Using the [CLS] token embedding directly in models like BERT often underperforms compared to pooling strategies in Sentence Transformers because the [CLS] token isn’t always optimized for semantic similarity tasks. While the [CLS] token is designed to capture aggregated sentence-level information during pretraining (e.g., for classification tasks), its quality depends heavily on the pretraining objective. For example, BERT’s [CLS] token is trained to predict a single label for the entire sequence, which may not align with the need for dense vector representations that capture fine-grained semantic relationships between sentences. In contrast, pooling strategies like mean or max pooling aggregate information across all token embeddings, which can better represent the full context of the sentence.
Another key factor is how models are fine-tuned. Sentence Transformers often use contrastive or triplet loss objectives during training, which explicitly optimize the distance between sentence embeddings. These losses work best when applied to pooled embeddings because they encourage the model to distribute semantic information across all tokens rather than relying on a single token like [CLS]. For instance, averaging token embeddings can mitigate the risk of overfitting to noise in a single token’s representation. Additionally, during fine-tuning, the pooling layer itself can be part of the trained architecture, allowing the model to learn how to weight or combine token embeddings effectively. The [CLS] token, however, isn’t always updated in a way that maximizes its utility for downstream tasks like retrieval or clustering.

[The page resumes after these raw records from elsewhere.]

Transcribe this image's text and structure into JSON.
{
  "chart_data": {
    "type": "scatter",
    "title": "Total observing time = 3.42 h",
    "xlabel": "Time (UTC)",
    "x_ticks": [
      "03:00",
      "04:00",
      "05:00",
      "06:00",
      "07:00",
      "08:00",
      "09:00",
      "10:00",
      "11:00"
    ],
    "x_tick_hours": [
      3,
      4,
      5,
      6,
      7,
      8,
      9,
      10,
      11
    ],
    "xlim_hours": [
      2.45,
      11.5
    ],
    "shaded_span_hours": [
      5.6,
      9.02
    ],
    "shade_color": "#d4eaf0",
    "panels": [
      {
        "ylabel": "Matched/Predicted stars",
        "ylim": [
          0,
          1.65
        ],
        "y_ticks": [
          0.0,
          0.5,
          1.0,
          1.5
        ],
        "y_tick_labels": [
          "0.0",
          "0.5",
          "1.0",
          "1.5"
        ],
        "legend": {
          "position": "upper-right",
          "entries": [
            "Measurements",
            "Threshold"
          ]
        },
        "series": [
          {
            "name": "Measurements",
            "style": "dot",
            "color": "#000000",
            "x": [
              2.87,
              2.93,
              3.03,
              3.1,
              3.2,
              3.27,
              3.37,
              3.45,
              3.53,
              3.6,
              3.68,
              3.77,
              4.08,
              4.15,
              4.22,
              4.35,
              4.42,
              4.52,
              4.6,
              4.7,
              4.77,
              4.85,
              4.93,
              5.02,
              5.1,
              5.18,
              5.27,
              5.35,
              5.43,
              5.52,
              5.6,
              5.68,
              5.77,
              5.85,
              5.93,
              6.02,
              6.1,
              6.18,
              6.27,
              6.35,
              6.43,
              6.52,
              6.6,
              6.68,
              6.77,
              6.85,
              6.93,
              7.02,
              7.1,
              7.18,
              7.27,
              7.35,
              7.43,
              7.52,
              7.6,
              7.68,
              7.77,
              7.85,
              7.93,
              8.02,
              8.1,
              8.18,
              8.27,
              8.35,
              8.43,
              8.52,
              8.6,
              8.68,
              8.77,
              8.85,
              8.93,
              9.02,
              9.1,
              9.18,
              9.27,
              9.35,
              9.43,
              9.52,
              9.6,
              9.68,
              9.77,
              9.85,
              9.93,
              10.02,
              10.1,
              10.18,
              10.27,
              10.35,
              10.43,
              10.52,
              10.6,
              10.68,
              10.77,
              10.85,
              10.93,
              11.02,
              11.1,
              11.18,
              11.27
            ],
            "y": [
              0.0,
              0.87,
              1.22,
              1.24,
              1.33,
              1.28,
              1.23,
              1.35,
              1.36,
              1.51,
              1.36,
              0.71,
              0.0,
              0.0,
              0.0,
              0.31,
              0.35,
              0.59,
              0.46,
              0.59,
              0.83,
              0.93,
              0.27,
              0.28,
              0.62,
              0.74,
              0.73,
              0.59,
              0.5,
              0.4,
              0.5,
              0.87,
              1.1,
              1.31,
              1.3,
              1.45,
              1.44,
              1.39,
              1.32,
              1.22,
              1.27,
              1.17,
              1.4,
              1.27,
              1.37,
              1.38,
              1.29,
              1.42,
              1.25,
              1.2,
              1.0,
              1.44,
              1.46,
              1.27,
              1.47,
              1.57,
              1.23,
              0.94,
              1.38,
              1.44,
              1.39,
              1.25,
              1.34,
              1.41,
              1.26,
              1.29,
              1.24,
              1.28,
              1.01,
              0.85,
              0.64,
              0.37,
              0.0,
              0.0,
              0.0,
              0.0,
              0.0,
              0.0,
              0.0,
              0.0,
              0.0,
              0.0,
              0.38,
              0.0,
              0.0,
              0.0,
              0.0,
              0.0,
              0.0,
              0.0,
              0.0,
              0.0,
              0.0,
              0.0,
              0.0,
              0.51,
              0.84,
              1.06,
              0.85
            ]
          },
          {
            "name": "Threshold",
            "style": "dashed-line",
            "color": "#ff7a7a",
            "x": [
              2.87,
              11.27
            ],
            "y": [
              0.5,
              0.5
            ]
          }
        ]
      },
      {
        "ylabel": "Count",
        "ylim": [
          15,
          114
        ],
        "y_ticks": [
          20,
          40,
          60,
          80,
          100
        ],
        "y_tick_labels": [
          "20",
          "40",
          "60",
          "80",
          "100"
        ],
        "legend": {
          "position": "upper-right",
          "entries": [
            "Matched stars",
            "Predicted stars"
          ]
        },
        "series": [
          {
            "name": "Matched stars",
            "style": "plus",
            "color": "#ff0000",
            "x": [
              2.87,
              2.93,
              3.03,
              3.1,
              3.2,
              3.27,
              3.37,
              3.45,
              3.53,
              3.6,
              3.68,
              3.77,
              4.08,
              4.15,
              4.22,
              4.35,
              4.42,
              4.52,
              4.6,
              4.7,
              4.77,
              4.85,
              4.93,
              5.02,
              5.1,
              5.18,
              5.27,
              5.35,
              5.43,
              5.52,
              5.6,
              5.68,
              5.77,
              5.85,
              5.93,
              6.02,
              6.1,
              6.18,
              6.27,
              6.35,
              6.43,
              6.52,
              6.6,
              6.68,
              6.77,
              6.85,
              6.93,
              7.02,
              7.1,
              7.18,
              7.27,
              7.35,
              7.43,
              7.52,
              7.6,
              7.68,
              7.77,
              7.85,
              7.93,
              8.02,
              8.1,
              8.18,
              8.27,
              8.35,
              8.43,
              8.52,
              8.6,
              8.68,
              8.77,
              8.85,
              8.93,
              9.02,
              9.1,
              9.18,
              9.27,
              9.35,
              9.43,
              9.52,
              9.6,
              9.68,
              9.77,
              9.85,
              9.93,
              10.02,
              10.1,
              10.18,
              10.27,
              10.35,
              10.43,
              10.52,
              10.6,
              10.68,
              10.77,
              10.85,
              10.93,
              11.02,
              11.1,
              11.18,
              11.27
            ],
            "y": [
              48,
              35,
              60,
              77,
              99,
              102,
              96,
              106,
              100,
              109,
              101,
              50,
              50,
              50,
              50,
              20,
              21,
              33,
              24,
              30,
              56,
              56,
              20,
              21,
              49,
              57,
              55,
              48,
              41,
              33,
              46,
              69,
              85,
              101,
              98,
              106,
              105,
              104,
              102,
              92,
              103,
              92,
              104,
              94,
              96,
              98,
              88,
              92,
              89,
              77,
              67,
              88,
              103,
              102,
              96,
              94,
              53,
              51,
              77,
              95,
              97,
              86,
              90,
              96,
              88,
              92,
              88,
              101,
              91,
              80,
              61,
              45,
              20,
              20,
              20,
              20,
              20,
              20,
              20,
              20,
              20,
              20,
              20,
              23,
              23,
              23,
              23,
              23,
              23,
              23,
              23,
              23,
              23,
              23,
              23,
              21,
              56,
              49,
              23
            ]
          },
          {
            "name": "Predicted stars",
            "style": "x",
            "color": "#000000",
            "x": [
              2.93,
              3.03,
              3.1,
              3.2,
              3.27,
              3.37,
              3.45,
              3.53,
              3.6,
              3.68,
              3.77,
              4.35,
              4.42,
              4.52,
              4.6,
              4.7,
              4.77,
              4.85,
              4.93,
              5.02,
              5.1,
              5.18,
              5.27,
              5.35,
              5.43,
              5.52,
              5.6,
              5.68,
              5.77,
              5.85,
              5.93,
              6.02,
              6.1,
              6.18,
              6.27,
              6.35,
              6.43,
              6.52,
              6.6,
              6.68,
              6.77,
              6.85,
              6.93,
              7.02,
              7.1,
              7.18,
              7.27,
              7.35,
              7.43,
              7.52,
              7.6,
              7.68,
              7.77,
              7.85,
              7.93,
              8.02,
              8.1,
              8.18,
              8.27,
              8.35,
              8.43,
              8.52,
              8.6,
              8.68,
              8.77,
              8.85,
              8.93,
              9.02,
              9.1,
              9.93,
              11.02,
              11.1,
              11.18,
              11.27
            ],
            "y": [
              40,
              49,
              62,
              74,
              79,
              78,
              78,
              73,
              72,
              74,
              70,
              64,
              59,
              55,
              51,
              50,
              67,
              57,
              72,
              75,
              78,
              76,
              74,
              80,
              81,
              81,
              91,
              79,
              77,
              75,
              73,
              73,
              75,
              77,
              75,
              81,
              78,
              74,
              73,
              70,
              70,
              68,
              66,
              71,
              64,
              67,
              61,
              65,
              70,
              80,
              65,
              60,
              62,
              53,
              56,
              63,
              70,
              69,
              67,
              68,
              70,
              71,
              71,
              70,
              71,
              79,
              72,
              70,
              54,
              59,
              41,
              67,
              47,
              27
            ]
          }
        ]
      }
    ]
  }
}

Finally, practical implementation details matter. The [CLS] token’s position embedding may not always align with the semantic focus of the sentence, especially in variable-length inputs. For example, in a sentence like “The product is great, but the delivery was slow,” the [CLS] token might disproportionately emphasize the first few tokens, while mean pooling would balance contributions from both positive (“great”) and negative (“slow”) aspects. Pooling also reduces sensitivity to positional biases introduced during pretraining. In practice, frameworks like Sentence Transformers often default to pooling because it consistently outperforms [CLS] in benchmarks, especially when combined with techniques like layer-wise pooling or normalization.